Consensus of Discrete-Time Linear Multi-Agent Systems with Observer-Type Protocols (1102.5599v2)

Abstract: This paper concerns the consensus of discrete-time multi-agent systems with linear or linearized dynamics. An observer-type protocol based on the relative outputs of neighboring agents is proposed. The consensus of such a multi-agent system with a directed communication topology can be cast into the stability of a set of matrices with the same low dimension as that of a single agent. The notion of discrete-time consensus region is then introduced and analyzed. For neurally stable agents, it is shown that there exists an observer-type protocol having a bounded consensus region in the form of an open unit disk, provided that each agent is stabilizable and detectable.
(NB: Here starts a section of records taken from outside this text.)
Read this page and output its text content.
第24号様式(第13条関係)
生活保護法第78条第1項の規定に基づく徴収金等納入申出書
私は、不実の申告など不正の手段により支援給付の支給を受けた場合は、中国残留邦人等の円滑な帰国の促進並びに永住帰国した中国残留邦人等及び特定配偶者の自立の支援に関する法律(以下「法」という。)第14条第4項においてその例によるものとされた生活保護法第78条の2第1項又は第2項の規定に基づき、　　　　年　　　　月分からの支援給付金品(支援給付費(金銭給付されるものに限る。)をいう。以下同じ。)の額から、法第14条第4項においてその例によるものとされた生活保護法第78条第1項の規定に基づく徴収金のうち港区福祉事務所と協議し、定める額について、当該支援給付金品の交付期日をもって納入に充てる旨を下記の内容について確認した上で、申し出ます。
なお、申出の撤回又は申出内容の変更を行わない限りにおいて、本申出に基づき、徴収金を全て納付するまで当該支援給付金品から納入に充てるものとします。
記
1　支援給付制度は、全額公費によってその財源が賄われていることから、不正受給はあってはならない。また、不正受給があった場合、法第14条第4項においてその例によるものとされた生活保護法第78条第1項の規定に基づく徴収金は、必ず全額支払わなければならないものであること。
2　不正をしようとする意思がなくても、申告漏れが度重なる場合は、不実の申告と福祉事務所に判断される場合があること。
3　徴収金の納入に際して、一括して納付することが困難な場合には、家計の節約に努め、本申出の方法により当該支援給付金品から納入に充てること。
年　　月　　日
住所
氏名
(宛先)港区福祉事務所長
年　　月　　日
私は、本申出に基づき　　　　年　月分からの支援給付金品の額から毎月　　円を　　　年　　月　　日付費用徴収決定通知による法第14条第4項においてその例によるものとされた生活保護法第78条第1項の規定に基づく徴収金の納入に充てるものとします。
An algorithm is further presented to construct a protocol to achieve consensus with respect to all the communication topologies containing a spanning tree. Moreover, for the case where the agents have no poles outside the unit circle,an algorithm is proposed to construct a protocol having an origin-centered disk of radius $\delta$ ($0<\delta<1$) as its consensus region, where $\delta$ has to further satisfy a constraint related to the unstable eigenvalues of a single agent for the case where each agent has a least one eigenvalue outside the unit circle. Finally, the consensus algorithms are applied to solve formation control problems of multi-agent systems.